Si Valls accède un jour à la seule fonction digne de lui à ses yeux, nous serons bien gardés.
Je joins quelques commentaires et une de mes réponses :
11/04/2010 à 03:18, par Anonyme
Mon père était cheminot (conducteur électricien) ; il a fait la résistance et a participé à la
libération de Paris. Si il vivait, il serait fou et furieux de voire ce qui se passe. Je me rapelle ce qu’il disait sur Léon Blum. Ce dernier aurait déclaré : "-Nous socialiste nous sommes
et resterons les défenseurs loyaux du capital." Ca n’a pas changé. Ceux sont les mêmes, c’est à dire ces bons bourgeois, qui se sont débrouillés à la Révolution de 1789, pour se servir du peuple
pour abolir la noblesse et pour s’installer à la place de cette dernière, laisant ainsi le peuple de sa victoire. De ce fait la Révolution n’est toujours pas achevée. Nous avons besoin de gens
sérieux et honnêtes qui se battent pour le peuple et non pas de gens qui ne recherchent que la soif du pouvoir et d’intérêts personnels.Des "moi, je, moi, je, nous n’en voulons plus.Voter pour un
individu c’est grave ! Voter pour un idéal, c’est aspirer à un monde meilleur, c’est avancer en toute conscience vers une société plus juste et ça, c’est au peuple à le vouloir. Tous
ensemble oui, un individu seul, il n’est que de passage.

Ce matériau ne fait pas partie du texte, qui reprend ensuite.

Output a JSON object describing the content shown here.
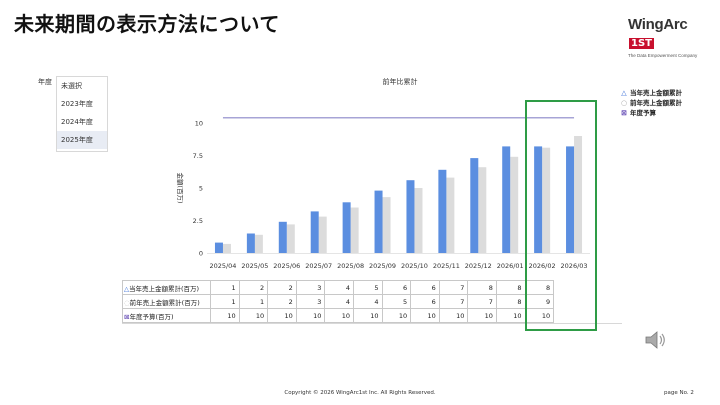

11/04/2010 à 10:42, par El Viejo Topo
Valls est à l’image de beaucoup de dirigeants du PS, "un gérant loyal du capitalisme" disait Blum. Son histoire personnelle a
peu d’intérêt. Son avenir "à gauche" encore moins.
Par contre, la question qu’il faut se poser si l’on veut changer cette société, c’est : peut-on éternellement faire
l’impasse sur des positionnements sociaux-libéraux du PS qui n’ont rien d’individuels mais représentent le fond d’une politique.

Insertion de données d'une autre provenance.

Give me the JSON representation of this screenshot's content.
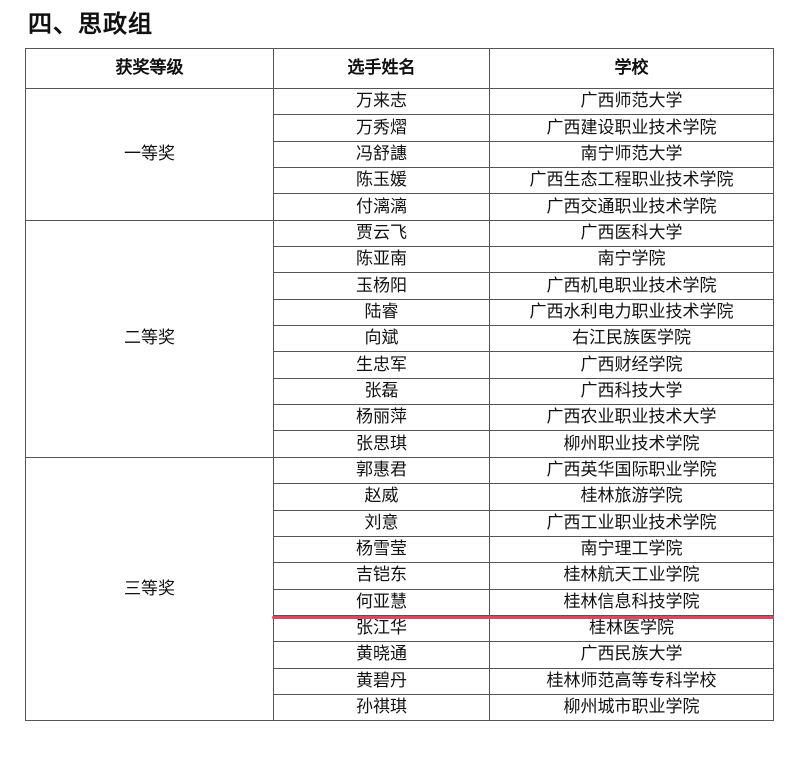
{
  "title": "四、思政组",
  "headers": [
    "获奖等级",
    "选手姓名",
    "学校"
  ],
  "groups": [
    {
      "level": "一等奖",
      "rows": [
        [
          "万来志",
          "广西师范大学"
        ],
        [
          "万秀熠",
          "广西建设职业技术学院"
        ],
        [
          "冯舒譓",
          "南宁师范大学"
        ],
        [
          "陈玉媛",
          "广西生态工程职业技术学院"
        ],
        [
          "付漓漓",
          "广西交通职业技术学院"
        ]
      ]
    },
    {
      "level": "二等奖",
      "rows": [
        [
          "贾云飞",
          "广西医科大学"
        ],
        [
          "陈亚南",
          "南宁学院"
        ],
        [
          "玉杨阳",
          "广西机电职业技术学院"
        ],
        [
          "陆睿",
          "广西水利电力职业技术学院"
        ],
        [
          "向斌",
          "右江民族医学院"
        ],
        [
          "生忠军",
          "广西财经学院"
        ],
        [
          "张磊",
          "广西科技大学"
        ],
        [
          "杨丽萍",
          "广西农业职业技术大学"
        ],
        [
          "张思琪",
          "柳州职业技术学院"
        ]
      ]
    },
    {
      "level": "三等奖",
      "rows": [
        [
          "郭惠君",
          "广西英华国际职业学院"
        ],
        [
          "赵威",
          "桂林旅游学院"
        ],
        [
          "刘意",
          "广西工业职业技术学院"
        ],
        [
          "杨雪莹",
          "南宁理工学院"
        ],
        [
          "吉铠东",
          "桂林航天工业学院"
        ],
        [
          "何亚慧",
          "桂林信息科技学院"
        ],
        [
          "张江华",
          "桂林医学院"
        ],
        [
          "黄晓通",
          "广西民族大学"
        ],
        [
          "黄碧丹",
          "桂林师范高等专科学校"
        ],
        [
          "孙祺琪",
          "柳州城市职业学院"
        ]
      ]
    }
  ],
  "highlight_color": "#e0465e"
}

Kouchner a trahi, Besson a trahi, Allègre a trahi, Charasse a trahi.
Le soir du 2° tour des présidentielles, Royal déclarait sur le SMIG le contraire de ce qu’elle avait affiché pendant sa
campagne.
Aubry et Hollande montrent le bout de l’oreille sur les retraites.

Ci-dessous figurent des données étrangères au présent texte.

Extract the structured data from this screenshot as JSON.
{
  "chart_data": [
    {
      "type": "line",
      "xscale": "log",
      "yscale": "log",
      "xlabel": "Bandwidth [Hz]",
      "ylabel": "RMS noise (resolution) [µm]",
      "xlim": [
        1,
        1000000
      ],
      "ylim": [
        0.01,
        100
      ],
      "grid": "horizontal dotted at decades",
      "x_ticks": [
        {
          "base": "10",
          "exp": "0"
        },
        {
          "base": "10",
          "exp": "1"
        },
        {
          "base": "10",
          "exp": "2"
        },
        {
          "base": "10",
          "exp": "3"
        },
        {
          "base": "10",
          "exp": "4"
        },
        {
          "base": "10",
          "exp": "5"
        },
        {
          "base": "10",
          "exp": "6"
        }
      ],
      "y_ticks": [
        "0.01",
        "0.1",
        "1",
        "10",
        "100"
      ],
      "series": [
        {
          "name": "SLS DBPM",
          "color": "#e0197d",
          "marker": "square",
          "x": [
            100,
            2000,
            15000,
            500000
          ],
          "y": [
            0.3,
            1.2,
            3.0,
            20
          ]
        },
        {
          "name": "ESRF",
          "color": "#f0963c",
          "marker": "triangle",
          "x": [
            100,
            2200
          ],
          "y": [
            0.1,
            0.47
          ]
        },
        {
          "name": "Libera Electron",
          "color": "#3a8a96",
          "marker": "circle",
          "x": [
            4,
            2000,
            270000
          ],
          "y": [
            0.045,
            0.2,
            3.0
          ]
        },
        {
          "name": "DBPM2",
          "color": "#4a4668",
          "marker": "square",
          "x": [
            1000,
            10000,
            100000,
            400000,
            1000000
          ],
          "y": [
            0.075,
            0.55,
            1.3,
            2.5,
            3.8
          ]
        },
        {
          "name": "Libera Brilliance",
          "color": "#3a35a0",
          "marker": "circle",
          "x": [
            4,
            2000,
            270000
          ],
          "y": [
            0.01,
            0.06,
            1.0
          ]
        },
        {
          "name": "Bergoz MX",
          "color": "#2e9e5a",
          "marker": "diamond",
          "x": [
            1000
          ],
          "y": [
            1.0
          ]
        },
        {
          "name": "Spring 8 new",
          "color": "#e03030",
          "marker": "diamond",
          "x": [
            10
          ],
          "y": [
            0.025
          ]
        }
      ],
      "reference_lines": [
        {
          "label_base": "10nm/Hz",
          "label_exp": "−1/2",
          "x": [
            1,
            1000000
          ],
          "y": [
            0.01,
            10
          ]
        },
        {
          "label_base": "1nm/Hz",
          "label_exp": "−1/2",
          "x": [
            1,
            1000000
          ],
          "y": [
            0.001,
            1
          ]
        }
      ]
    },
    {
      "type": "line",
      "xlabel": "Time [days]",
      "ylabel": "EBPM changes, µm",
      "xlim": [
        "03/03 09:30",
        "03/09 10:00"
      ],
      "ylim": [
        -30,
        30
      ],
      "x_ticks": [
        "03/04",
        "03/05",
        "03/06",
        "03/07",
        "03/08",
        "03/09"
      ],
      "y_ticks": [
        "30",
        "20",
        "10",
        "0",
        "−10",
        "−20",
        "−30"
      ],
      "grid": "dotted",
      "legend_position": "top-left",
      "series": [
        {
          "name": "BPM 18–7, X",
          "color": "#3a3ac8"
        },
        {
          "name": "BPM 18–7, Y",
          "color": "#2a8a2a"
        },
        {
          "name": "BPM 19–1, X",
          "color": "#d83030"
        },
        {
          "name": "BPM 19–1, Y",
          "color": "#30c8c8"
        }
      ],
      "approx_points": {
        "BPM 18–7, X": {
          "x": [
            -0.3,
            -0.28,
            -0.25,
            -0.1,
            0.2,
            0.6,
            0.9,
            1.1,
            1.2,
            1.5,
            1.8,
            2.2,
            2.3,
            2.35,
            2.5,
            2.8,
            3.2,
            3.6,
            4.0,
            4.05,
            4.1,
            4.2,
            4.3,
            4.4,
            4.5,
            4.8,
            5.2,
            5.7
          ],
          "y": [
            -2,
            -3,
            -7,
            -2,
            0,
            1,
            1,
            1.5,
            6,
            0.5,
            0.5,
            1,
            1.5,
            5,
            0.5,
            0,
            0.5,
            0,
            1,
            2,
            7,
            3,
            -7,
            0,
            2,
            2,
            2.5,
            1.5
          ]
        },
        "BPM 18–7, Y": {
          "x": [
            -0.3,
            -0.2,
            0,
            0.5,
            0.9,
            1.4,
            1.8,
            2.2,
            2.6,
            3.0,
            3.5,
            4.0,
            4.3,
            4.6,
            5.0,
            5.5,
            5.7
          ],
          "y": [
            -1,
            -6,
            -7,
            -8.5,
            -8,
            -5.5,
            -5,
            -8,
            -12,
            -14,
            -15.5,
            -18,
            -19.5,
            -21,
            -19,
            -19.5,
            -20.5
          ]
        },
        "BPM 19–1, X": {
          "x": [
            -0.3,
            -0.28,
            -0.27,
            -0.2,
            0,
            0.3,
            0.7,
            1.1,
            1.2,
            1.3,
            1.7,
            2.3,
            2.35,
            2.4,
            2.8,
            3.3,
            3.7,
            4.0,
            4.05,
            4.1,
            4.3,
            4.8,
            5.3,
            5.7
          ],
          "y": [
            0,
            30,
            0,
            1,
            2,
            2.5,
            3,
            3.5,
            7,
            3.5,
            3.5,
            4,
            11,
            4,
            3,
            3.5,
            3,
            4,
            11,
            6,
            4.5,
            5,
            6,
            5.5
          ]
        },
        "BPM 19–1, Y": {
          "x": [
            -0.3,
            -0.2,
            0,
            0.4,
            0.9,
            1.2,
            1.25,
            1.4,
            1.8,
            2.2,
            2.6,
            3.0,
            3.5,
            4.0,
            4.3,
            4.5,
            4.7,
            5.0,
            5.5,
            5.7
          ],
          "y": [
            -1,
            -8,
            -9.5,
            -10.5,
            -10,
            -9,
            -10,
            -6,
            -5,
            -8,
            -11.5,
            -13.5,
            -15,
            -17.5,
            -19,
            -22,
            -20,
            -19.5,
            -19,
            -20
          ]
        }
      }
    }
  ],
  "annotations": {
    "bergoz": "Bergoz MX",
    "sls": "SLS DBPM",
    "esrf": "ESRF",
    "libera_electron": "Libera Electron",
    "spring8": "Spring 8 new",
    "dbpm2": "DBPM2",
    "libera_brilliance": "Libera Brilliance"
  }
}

Le "camarade" Lamy dirige l’OMC et le "camarade" Strauss-Kahn le FMI avec les orientations que l’on connait.
Parcours individuels ou réalité politique ?
Pour pouvoir être victorieux, le rassemblement pour le socialisme passe aussi par la dénonciation politique
de l’imposture social-démocrate.
El Viejo Topo.
11/04/2010 à 11:20, par Samuel
Métairie
Qu’un homme politique membre du parti "socialiste" soit issu d’un milieu aisé,ce n’est pas une sinécure. Ces gens n’ont pas
de convictions, ils s’inscrivent juste dans un dispositif institutionnel (parti) où ils seront susceptibles d’acquérir le plus de parts de marché. La politique de métier est une activité réservée
à la classe bourgeoise ou aristocratique qui cumule tous les capitaux (économique, social, symbolique selon Bourdieu). Par exemple, des jeunes au MJS se disent socialistes alors qu’ils sont sapés
comme des militants UMP, avec iphone, ipod ou je ne sais quoi d’autres technologies du capitalisme dans les poches, partent au Maroc ou en Argentine pour soulager leur conscience d’occidental.
Bref, je pense que les gens qui aspirent à monter en grade dans les partis pour trouver le pouvoir, sont des affameurs voire des criminels en puissance.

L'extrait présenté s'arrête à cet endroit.